More data doesn’t always produce better AI
One misconception about the volume of data that companies hold is that feeding AI models more data creates better AI results, Mishra adds. While some AI tools demand high volumes of data, quality is more important.
“The data that is not curated is going to be the basis for the wrong results,” he says. “The quality of data determines everything.”
But AI users shouldn’t discount the demand for data from large-language model AIs, says Bryan Eckle, CTO at cBEYONData, a professional services provider for US government agencies.
“AI is very, very data hungry,” says Eckle, who evaluates AI tools for customers. “And the data needs to be accurate, it needs to be timely, it needs to be fast, and there needs to be a lot of it.”

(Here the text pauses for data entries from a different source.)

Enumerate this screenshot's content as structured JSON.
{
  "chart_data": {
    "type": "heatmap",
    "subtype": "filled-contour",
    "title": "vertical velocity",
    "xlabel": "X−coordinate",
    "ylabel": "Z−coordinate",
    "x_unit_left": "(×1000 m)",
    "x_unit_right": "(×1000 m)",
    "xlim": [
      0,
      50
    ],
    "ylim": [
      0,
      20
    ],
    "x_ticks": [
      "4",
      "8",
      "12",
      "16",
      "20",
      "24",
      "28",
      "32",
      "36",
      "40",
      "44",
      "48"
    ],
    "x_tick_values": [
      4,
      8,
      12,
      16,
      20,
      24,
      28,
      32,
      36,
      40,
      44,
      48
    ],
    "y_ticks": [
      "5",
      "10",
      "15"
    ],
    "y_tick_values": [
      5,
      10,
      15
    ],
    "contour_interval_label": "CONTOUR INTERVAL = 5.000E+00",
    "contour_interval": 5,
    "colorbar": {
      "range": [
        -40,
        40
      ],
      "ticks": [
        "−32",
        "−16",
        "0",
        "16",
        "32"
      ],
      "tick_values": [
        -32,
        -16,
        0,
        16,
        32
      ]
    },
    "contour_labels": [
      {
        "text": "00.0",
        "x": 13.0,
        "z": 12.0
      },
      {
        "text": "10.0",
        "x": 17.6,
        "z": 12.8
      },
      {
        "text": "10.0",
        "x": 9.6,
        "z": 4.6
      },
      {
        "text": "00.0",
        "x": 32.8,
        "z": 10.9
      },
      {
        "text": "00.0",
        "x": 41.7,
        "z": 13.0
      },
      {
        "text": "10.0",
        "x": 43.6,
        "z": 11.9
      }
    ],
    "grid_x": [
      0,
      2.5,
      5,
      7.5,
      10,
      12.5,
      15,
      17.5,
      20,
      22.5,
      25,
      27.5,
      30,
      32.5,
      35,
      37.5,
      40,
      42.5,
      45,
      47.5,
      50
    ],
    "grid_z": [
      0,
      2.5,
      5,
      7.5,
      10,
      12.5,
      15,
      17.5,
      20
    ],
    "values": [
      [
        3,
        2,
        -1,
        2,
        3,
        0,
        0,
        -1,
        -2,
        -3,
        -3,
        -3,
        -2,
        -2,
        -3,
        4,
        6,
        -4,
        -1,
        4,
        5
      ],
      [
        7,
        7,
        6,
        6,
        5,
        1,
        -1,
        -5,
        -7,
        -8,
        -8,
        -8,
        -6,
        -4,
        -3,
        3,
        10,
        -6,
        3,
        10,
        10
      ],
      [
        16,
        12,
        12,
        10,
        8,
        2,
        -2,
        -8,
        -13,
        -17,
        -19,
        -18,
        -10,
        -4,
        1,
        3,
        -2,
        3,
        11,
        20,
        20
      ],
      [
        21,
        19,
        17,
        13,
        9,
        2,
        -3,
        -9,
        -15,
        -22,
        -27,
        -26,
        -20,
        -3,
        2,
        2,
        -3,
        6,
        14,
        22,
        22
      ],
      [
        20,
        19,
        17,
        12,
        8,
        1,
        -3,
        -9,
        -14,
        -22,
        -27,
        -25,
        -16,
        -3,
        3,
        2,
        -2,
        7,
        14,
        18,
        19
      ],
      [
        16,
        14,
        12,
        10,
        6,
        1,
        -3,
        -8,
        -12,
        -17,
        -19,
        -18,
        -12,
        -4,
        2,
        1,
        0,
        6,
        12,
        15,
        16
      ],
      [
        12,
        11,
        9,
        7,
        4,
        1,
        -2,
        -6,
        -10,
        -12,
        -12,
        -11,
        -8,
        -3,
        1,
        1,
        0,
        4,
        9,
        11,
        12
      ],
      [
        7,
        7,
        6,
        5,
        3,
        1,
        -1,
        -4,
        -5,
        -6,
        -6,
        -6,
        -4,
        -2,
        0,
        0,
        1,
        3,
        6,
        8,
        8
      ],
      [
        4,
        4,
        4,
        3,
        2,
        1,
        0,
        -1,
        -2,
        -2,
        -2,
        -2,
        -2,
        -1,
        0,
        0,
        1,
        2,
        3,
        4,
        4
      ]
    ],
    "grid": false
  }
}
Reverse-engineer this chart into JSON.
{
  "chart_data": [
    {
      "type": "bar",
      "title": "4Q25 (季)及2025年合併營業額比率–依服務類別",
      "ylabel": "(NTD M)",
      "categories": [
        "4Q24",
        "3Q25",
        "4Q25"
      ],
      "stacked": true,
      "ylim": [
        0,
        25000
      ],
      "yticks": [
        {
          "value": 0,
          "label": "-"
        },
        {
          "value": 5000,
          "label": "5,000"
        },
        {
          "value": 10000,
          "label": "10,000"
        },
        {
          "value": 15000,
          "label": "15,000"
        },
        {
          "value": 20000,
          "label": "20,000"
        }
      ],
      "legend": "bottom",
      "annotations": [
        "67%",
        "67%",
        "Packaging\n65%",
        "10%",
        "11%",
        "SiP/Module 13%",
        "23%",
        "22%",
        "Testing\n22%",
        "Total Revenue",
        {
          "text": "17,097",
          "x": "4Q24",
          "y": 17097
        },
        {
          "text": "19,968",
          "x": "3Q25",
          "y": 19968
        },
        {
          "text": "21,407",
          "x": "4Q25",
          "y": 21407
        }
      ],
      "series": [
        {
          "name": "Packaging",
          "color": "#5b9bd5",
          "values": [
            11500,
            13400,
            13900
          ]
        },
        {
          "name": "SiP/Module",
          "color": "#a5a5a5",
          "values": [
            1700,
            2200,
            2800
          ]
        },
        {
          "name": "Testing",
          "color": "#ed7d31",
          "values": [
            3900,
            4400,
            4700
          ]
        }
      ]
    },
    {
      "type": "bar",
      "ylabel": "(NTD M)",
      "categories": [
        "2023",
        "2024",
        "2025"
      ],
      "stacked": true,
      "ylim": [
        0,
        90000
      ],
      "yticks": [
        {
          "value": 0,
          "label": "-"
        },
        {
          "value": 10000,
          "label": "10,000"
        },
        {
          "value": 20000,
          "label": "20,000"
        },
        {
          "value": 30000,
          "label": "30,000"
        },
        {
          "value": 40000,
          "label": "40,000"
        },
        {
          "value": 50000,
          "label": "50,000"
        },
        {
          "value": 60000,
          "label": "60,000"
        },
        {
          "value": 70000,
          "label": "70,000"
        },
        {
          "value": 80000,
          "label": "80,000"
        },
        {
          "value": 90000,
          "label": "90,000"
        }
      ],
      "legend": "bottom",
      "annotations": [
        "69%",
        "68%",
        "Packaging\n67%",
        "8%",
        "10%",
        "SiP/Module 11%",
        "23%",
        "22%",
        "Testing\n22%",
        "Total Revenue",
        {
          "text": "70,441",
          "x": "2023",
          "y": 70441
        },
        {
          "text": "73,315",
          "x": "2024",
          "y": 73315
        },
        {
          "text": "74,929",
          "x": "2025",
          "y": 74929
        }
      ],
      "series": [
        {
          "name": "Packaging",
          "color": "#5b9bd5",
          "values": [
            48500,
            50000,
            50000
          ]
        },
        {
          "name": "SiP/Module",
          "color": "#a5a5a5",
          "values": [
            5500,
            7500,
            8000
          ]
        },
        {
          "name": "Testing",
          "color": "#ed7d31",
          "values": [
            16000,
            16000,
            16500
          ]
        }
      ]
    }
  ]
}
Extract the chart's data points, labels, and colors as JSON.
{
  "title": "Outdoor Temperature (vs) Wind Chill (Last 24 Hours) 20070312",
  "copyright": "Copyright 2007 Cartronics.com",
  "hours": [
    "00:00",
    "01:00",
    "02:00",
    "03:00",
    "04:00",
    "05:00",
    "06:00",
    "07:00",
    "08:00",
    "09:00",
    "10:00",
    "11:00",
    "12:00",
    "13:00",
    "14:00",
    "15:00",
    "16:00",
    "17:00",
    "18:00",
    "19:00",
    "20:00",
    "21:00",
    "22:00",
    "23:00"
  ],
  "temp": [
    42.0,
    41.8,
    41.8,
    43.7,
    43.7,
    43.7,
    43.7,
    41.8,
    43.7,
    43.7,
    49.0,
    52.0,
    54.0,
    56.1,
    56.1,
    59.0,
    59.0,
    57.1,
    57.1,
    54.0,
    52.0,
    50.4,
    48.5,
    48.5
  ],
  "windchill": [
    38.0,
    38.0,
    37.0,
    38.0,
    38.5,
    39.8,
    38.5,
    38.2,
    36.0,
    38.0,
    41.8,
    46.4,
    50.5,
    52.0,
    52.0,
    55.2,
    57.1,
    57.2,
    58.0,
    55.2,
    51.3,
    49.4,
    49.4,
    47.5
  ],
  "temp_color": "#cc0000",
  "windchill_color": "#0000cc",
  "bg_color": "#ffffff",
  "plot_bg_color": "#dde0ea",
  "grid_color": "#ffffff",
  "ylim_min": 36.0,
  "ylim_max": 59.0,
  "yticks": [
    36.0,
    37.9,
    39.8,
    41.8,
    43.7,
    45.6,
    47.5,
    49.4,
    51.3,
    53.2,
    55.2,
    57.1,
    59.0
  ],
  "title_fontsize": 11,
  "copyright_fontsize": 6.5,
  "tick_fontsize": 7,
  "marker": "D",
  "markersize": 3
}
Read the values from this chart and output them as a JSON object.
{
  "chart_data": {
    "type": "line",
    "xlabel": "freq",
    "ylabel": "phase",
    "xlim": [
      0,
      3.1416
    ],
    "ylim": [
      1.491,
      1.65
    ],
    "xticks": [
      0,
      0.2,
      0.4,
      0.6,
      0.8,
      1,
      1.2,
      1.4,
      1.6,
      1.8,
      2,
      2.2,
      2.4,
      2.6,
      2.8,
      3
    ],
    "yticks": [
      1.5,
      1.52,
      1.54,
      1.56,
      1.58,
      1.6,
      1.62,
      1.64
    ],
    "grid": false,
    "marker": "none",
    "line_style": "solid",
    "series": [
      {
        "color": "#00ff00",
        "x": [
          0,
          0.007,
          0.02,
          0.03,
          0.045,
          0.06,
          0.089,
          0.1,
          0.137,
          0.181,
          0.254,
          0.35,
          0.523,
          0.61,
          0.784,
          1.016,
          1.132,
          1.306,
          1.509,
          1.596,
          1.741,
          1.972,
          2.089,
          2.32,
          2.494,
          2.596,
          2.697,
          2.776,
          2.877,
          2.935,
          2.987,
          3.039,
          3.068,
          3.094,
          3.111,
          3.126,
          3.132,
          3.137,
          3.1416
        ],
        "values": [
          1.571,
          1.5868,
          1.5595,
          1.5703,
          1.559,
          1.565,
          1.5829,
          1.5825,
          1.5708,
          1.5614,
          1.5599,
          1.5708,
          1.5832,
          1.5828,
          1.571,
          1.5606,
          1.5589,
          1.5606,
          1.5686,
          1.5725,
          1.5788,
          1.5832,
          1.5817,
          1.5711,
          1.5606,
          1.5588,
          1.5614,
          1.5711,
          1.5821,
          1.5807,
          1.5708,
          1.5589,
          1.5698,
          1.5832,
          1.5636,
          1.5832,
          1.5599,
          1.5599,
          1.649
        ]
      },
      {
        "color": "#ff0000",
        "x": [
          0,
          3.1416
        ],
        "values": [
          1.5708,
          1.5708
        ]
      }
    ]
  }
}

Beyond the four big buckets of data management problems, organizations also struggle with a single source of truth in their data, Eckle says. Which of the five versions of a product specification PDF floating around an organization is the correct one? Does your customer support chatbot have access to all five versions?
Focus on quality and standardization
For those organizations struggling to clean up their data, Dell’s Boudreau recommends focusing on data management processes and governance that consider privacy, standardization, quality, and integration.
Even before organizations start to clean up and organize their data, Eckle recommends they think through their goals for the data.
“You can back up and start with, ‘What kind of questions do we want to be able to answer?’” he says. “Then from there, ‘What are the underlying data elements we need in place in order to answer those questions?’ And then from there, ‘What’s the source of truth?’”
Cleaning up the data is often ignored in AI projects because it isn’t the flashy piece, Eckle adds. But a huge part of an AI project, 80% or more, is cleaning the data.
“It’s kind of the grunt work,” he says. “The majority of time in these projects is spent in making sure you have the right training data to feed into these machine learning models that know how to recognize patterns that exist within the data.”
AI users must also recognize that cleaning up the data isn’t a one-time project, Eckle adds. If you organized your internal data three years ago, you’re out of date. And data doesn’t come only from internal users; most organizations are constantly receiving data from partners, suppliers, and other sources.
“It’s a journey, right?” he says. “You’re always going to be bringing additional data sources that can provide insight, and you’re always going to want to monitor the health of that data pipeline.”
Small steps
Mishra recommends that organizations start small when rolling out AI projects, perhaps focusing on one AI use case in a single business unit. Organizing the data held by one business unit is easier than pulling together terabytes of data from across the organization.
“Find a specific type of data, and clean the data in one iteration,” he says. “Look at one subset of your data that’s curated and then start your AI efforts on that. It is not going to be as much of effort compared to bringing in all the data.”